Du point de vue de la méthode, quels sont les points d’attention ?
Ce type changement doit s’appuyer sur une dynamique sociale positive, participative en lien avec le dialogue social. La capacité à se parler des impacts d’une telle réorganisation - de ce qui fonctionne ou de ce qui pose problème - est un point central. En matière de méthode, il est utile de démarrer par un diagnostic portant sur l’opportunité et de la faisabilité d’une telle organisation : quels enjeux et quels risques sur les aspects économiques, les questions d’organisation et de conditions de travail ?
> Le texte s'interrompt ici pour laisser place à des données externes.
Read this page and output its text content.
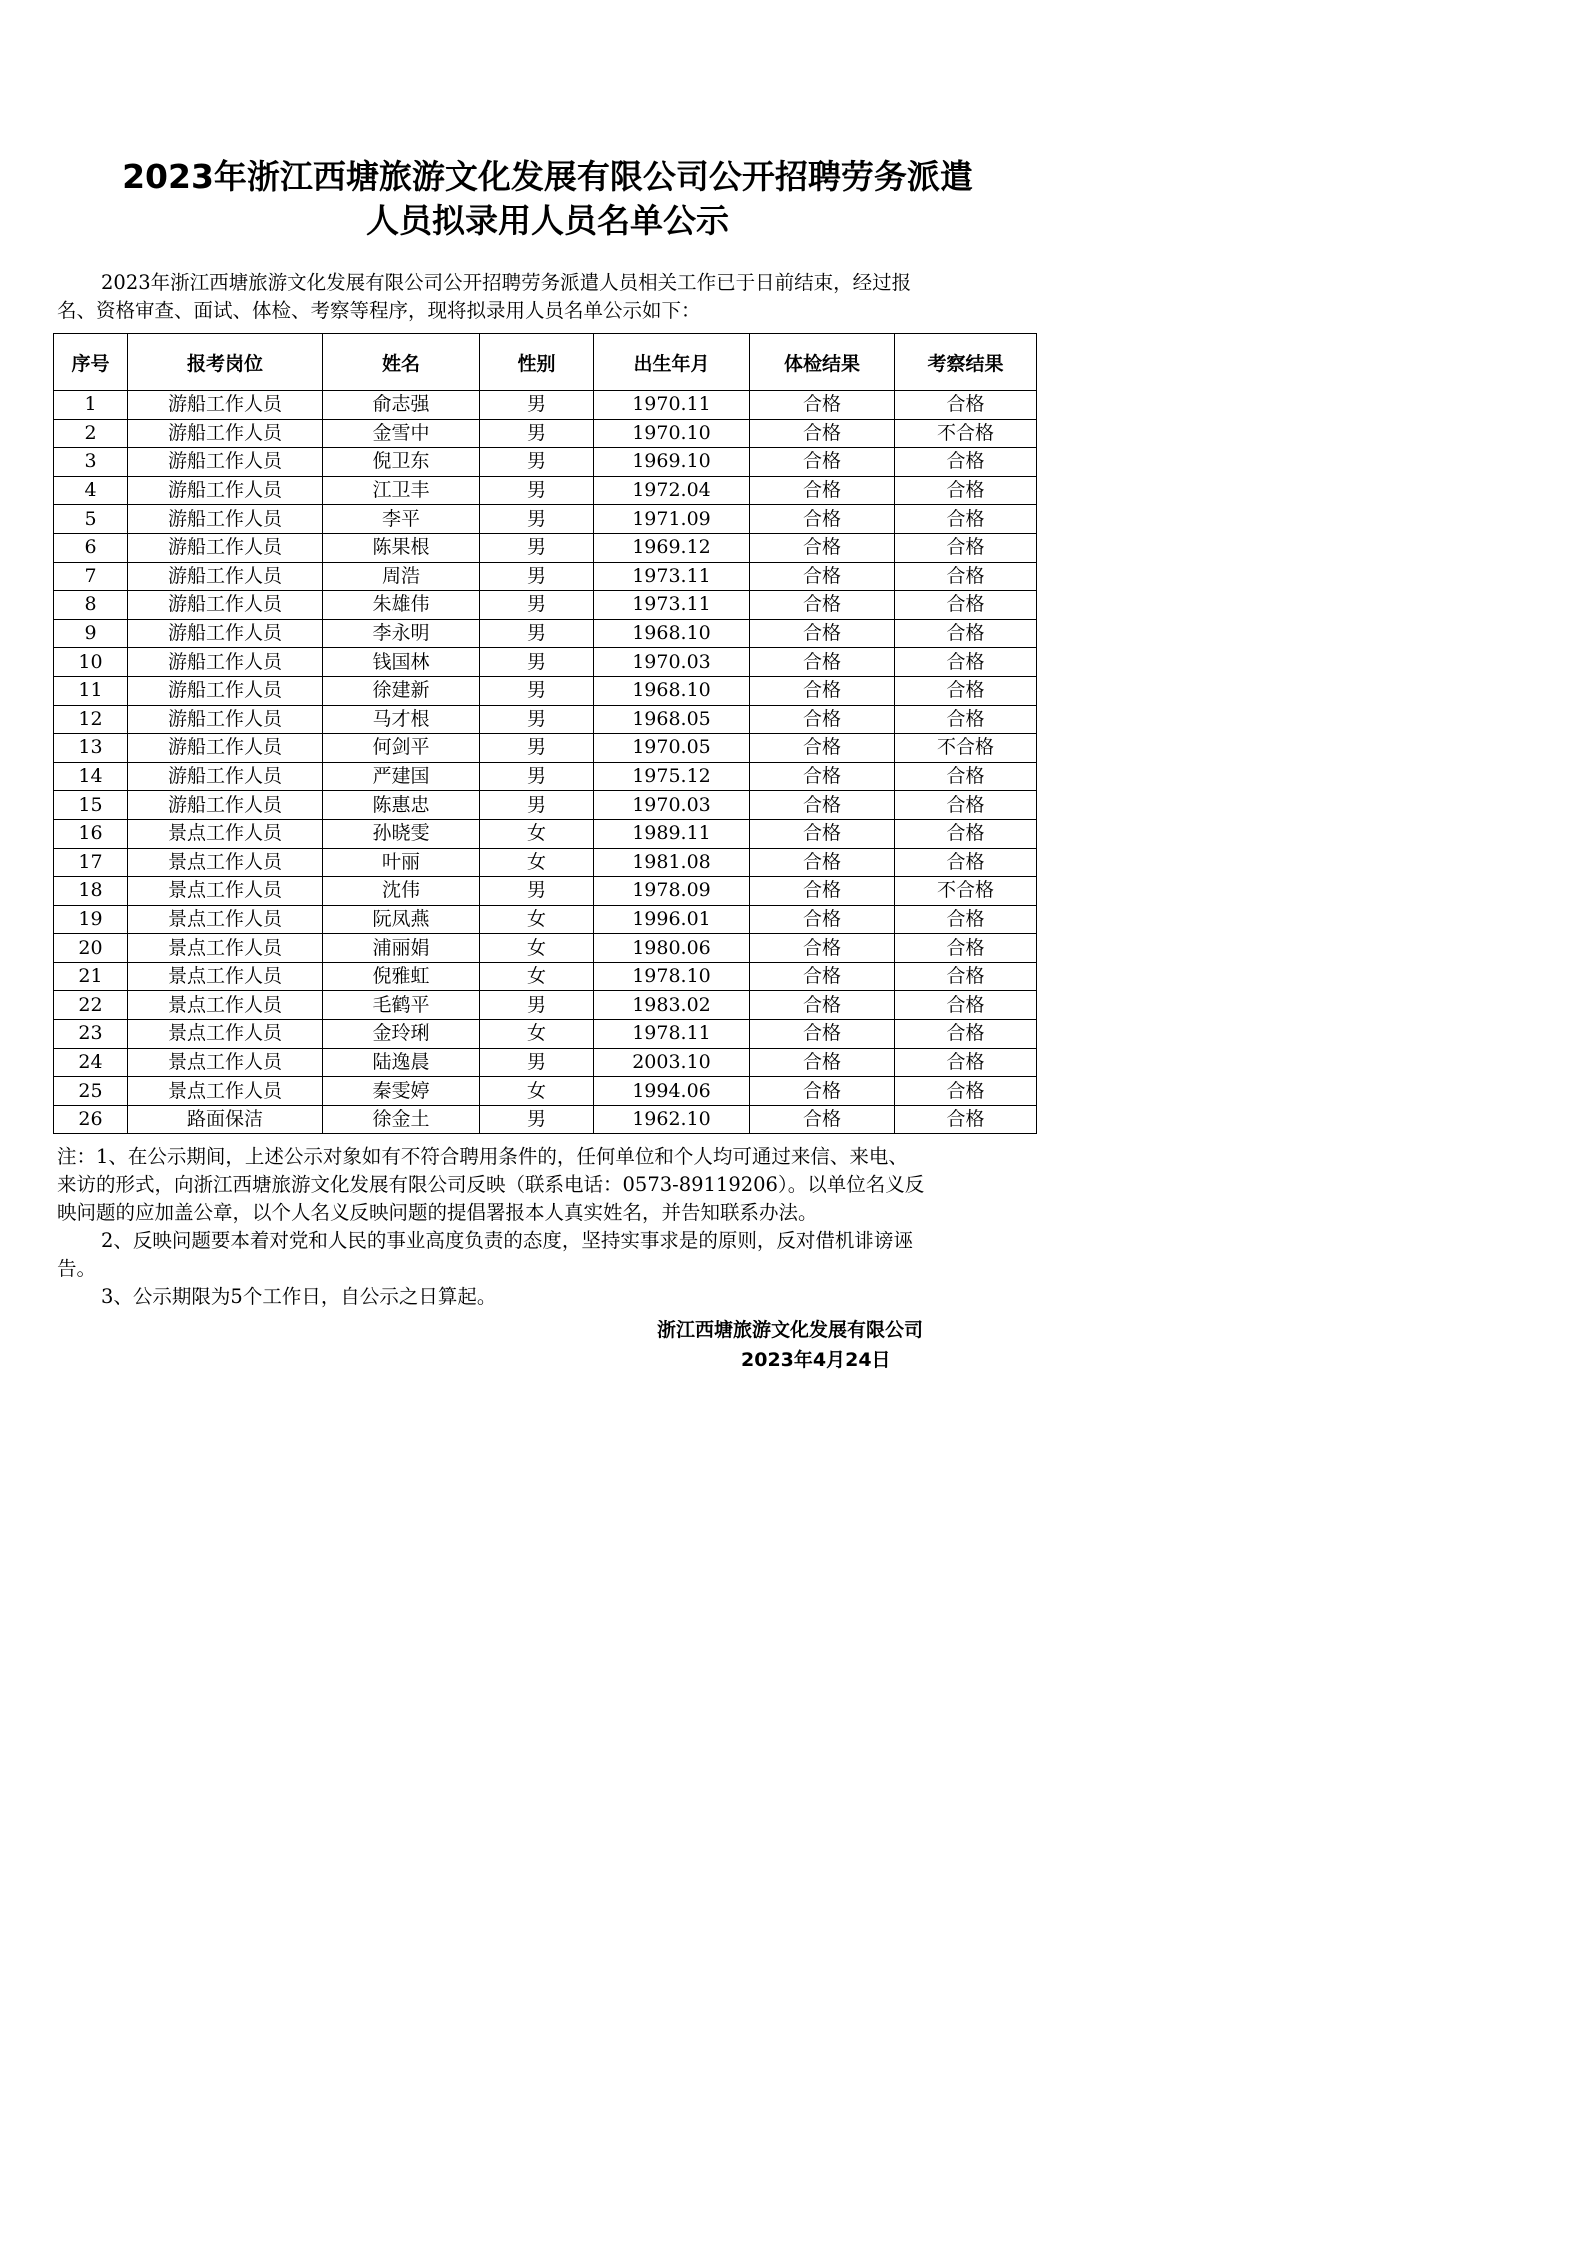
2023年浙江西塘旅游文化发展有限公司公开招聘劳务派遣
人员拟录用人员名单公示
2023年浙江西塘旅游文化发展有限公司公开招聘劳务派遣人员相关工作已于日前结束，经过报
名、资格审查、面试、体检、考察等程序，现将拟录用人员名单公示如下：
序号	报考岗位	姓名	性别	出生年月	体检结果	考察结果
1	游船工作人员	俞志强	男	1970.11	合格	合格
2	游船工作人员	金雪中	男	1970.10	合格	不合格
3	游船工作人员	倪卫东	男	1969.10	合格	合格
4	游船工作人员	江卫丰	男	1972.04	合格	合格
5	游船工作人员	李平	男	1971.09	合格	合格
6	游船工作人员	陈果根	男	1969.12	合格	合格
7	游船工作人员	周浩	男	1973.11	合格	合格
8	游船工作人员	朱雄伟	男	1973.11	合格	合格
9	游船工作人员	李永明	男	1968.10	合格	合格
10	游船工作人员	钱国林	男	1970.03	合格	合格
11	游船工作人员	徐建新	男	1968.10	合格	合格
12	游船工作人员	马才根	男	1968.05	合格	合格
13	游船工作人员	何剑平	男	1970.05	合格	不合格
14	游船工作人员	严建国	男	1975.12	合格	合格
15	游船工作人员	陈惠忠	男	1970.03	合格	合格
16	景点工作人员	孙晓雯	女	1989.11	合格	合格
17	景点工作人员	叶丽	女	1981.08	合格	合格
18	景点工作人员	沈伟	男	1978.09	合格	不合格
19	景点工作人员	阮凤燕	女	1996.01	合格	合格
20	景点工作人员	浦丽娟	女	1980.06	合格	合格
21	景点工作人员	倪雅虹	女	1978.10	合格	合格
22	景点工作人员	毛鹤平	男	1983.02	合格	合格
23	景点工作人员	金玲琍	女	1978.11	合格	合格
24	景点工作人员	陆逸晨	男	2003.10	合格	合格
25	景点工作人员	秦雯婷	女	1994.06	合格	合格
26	路面保洁	徐金土	男	1962.10	合格	合格
注：1、在公示期间，上述公示对象如有不符合聘用条件的，任何单位和个人均可通过来信、来电、
来访的形式，向浙江西塘旅游文化发展有限公司反映（联系电话：0573-89119206）。以单位名义反
映问题的应加盖公章，以个人名义反映问题的提倡署报本人真实姓名，并告知联系办法。
2、反映问题要本着对党和人民的事业高度负责的态度，坚持实事求是的原则，反对借机诽谤诬
告。
3、公示期限为5个工作日，自公示之日算起。
浙江西塘旅游文化发展有限公司
2023年4月24日
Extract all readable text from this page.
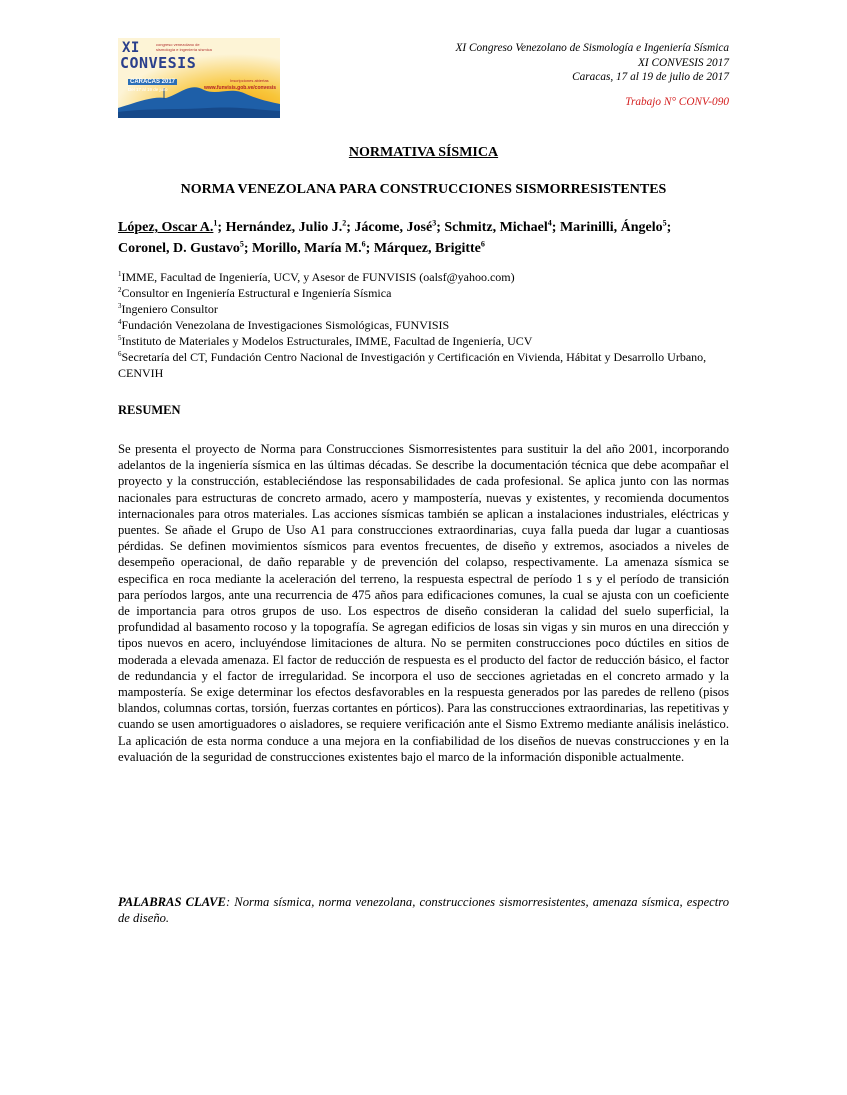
XI
CONVESIS
congreso venezolano de sismología e ingeniería sísmica
CARACAS 2017
Del 17 al 19 de julio
Inscripciones abiertas
www.funvisis.gob.ve/convesis
XI Congreso Venezolano de Sismología e Ingeniería Sísmica
XI CONVESIS 2017
Caracas, 17 al 19 de julio de 2017
Trabajo N° CONV-090
NORMATIVA SÍSMICA
NORMA VENEZOLANA PARA CONSTRUCCIONES SISMORRESISTENTES
López, Oscar A.$^1$; Hernández, Julio J.$^2$; Jácome, José$^3$; Schmitz, Michael$^4$; Marinilli, Ángelo$^5$;
Coronel, D. Gustavo$^5$; Morillo, María M.$^6$; Márquez, Brigitte$^6$
$^1$IMME, Facultad de Ingeniería, UCV, y Asesor de FUNVISIS (oalsf@yahoo.com)
$^2$Consultor en Ingeniería Estructural e Ingeniería Sísmica
$^3$Ingeniero Consultor
$^4$Fundación Venezolana de Investigaciones Sismológicas, FUNVISIS
$^5$Instituto de Materiales y Modelos Estructurales, IMME, Facultad de Ingeniería, UCV
$^6$Secretaría del CT, Fundación Centro Nacional de Investigación y Certificación en Vivienda, Hábitat y Desarrollo Urbano, CENVIH
RESUMEN
Se presenta el proyecto de Norma para Construcciones Sismorresistentes para sustituir la del año 2001, incorporando adelantos de la ingeniería sísmica en las últimas décadas. Se describe la documentación técnica que debe acompañar el proyecto y la construcción, estableciéndose las responsabilidades de cada profesional. Se aplica junto con las normas nacionales para estructuras de concreto armado, acero y mampostería, nuevas y existentes, y recomienda documentos internacionales para otros materiales. Las acciones sísmicas también se aplican a instalaciones industriales, eléctricas y puentes. Se añade el Grupo de Uso A1 para construcciones extraordinarias, cuya falla pueda dar lugar a cuantiosas pérdidas. Se definen movimientos sísmicos para eventos frecuentes, de diseño y extremos, asociados a niveles de desempeño operacional, de daño reparable y de prevención del colapso, respectivamente. La amenaza sísmica se especifica en roca mediante la aceleración del terreno, la respuesta espectral de período 1 s y el período de transición para períodos largos, ante una recurrencia de 475 años para edificaciones comunes, la cual se ajusta con un coeficiente de importancia para otros grupos de uso. Los espectros de diseño consideran la calidad del suelo superficial, la profundidad al basamento rocoso y la topografía. Se agregan edificios de losas sin vigas y sin muros en una dirección y tipos nuevos en acero, incluyéndose limitaciones de altura. No se permiten construcciones poco dúctiles en sitios de moderada a elevada amenaza. El factor de reducción de respuesta es el producto del factor de reducción básico, el factor de redundancia y el factor de irregularidad. Se incorpora el uso de secciones agrietadas en el concreto armado y la mampostería. Se exige determinar los efectos desfavorables en la respuesta generados por las paredes de relleno (pisos blandos, columnas cortas, torsión, fuerzas cortantes en pórticos). Para las construcciones extraordinarias, las repetitivas y cuando se usen amortiguadores o aisladores, se requiere verificación ante el Sismo Extremo mediante análisis inelástico. La aplicación de esta norma conduce a una mejora en la confiabilidad de los diseños de nuevas construcciones y en la evaluación de la seguridad de construcciones existentes bajo el marco de la información disponible actualmente.
PALABRAS CLAVE: Norma sísmica, norma venezolana, construcciones sismorresistentes, amenaza sísmica, espectro de diseño.
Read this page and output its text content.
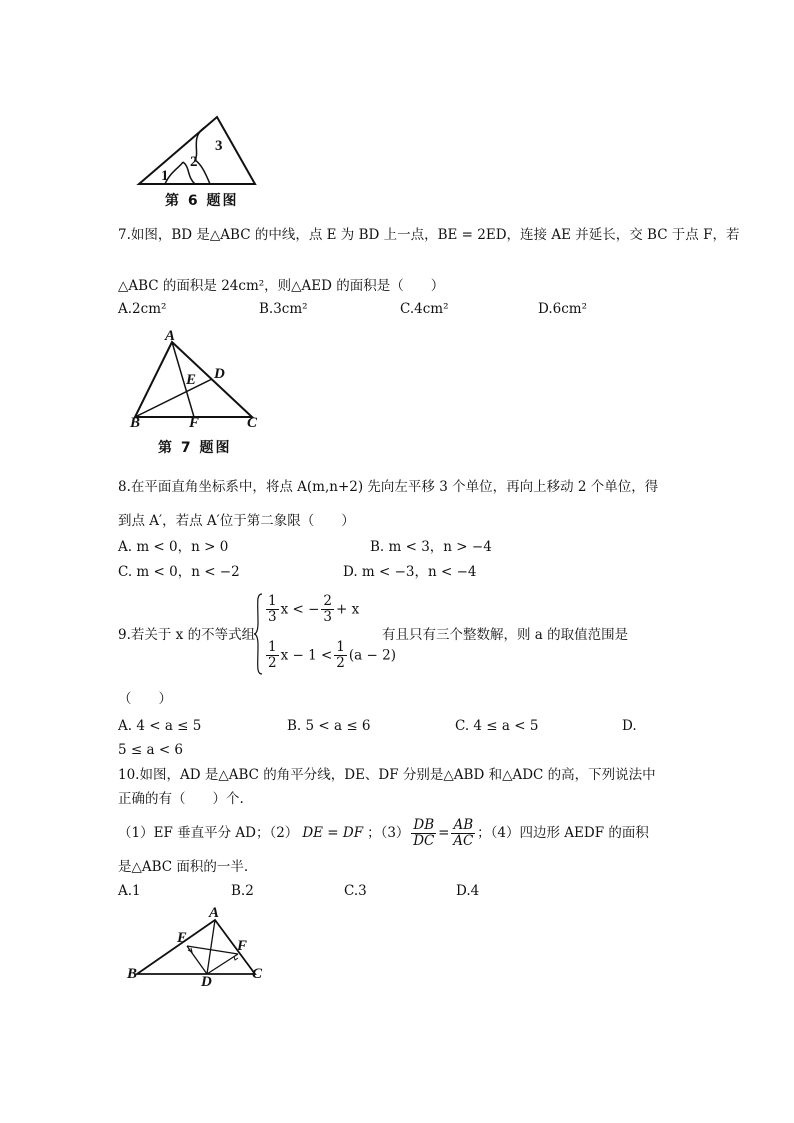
1
2
3
第 6 题图
7.如图，BD 是△ABC 的中线，点 E 为 BD 上一点，BE = 2ED，连接 AE 并延长，交 BC 于点 F，若
△ABC 的面积是 24cm²，则△AED 的面积是（　　）
A.2cm²	B.3cm²	C.4cm²	D.6cm²
A
B	C
D
E
F
第 7 题图
8.在平面直角坐标系中，将点 A(m,n+2) 先向左平移 3 个单位，再向上移动 2 个单位，得
到点 A′，若点 A′位于第二象限（　　）
A. m < 0，n > 0	B. m < 3，n > −4
C. m < 0，n < −2	D. m < −3，n < −4
9.若关于 x 的不等式组
$\frac{1}{3}$ x < − $\frac{2}{3} + x$
$\frac{1}{2}$ $x - 1 < \frac{1}{2} (a - 2)$
有且只有三个整数解，则 a 的取值范围是
（　　）
A. 4 < a ≤ 5	B. 5 < a ≤ 6	C. 4 ≤ a < 5	D.
5 ≤ a < 6
10.如图，AD 是△ABC 的角平分线，DE、DF 分别是△ABD 和△ADC 的高，下列说法中
正确的有（　　）个.
（1）EF 垂直平分 AD；（2） DE = DF ；$(3) \frac{DB}{DC} = \frac{AB}{AC}$ ；（4）四边形 AEDF 的面积
是△ABC 面积的一半.
A.1	B.2	C.3	D.4
A
B	C
D
E	F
En fonction de cet état des lieux, il faut ensuite définir avec les personnes concernées les modalités de l’expérimentation de la semaine des 5 jours : quel scenario d’organisation expérimenter concrètement ? Quel système de suivi et d’évaluation ? Ensuite, il faut tester concrètement la nouvelle organisation et l’ajuster si besoin en s’appuyant sur les retours des salariés, manageurs, représentants du personnel. Dans l’Hérault, une entreprise de technologie innovante propose, depuis la pandémie, une semaine de 32 heures sur 4 jours pour sa trentaine de salariés. Après 3 ans d’expérimentation et de tâtonnements, un accord a été signé. Les salariés sont présents les mardis, mercredis et jeudis et choisissent leur journée de repos entre le lundi et vendredi.
La biscuiterie du Tarn a fait, elle, le choix d’un ajustement continu. La direction va dans les ateliers, les échanges sont nombreux, la proximité réelle. Sur la totalité des entreprises suivies dans le cadre du projet mené avec le CJD et après les premières étapes, beaucoup ne passeront pas aux 4 jours, mais toutes ont ouvert une réflexion sur l’organisation du temps de travail.
4 points d’attention sur la semaine de 4 jours
Si la semaine de 4 jours peut être source d’innovation, plusieurs points d’attention sont à prendre en compte en amont et pendant son déploiement, parmi lesquels :
- La charge de travail : la semaine de 4 jours peut se traduire par une intensification du travail avec des effets sur la santé et l’usure professionnelle.
- Les relations de travail : avec le passage à 4 jours (et plus encore en cas de télétravail), et selon les formules choisies, les équipes peuvent avoir moins d’occasions de travailler ensemble. Il convient de chercher les façons de soutenir les coopérations - formelles et informelles - et des façons de maintenir ou de développer la qualité du travail dans la nouvelle organisation.
- L'articulation des temps de vie (vie professionelle / vie personnelle) doit faire l'objet d'une attention particulière notamment dans le cas d'un allongement des journées de travail.
- Les questions d’équité doivent également être prises en compte, en particulier quand le passage aux 4 jours ne concerne qu’une partie des services.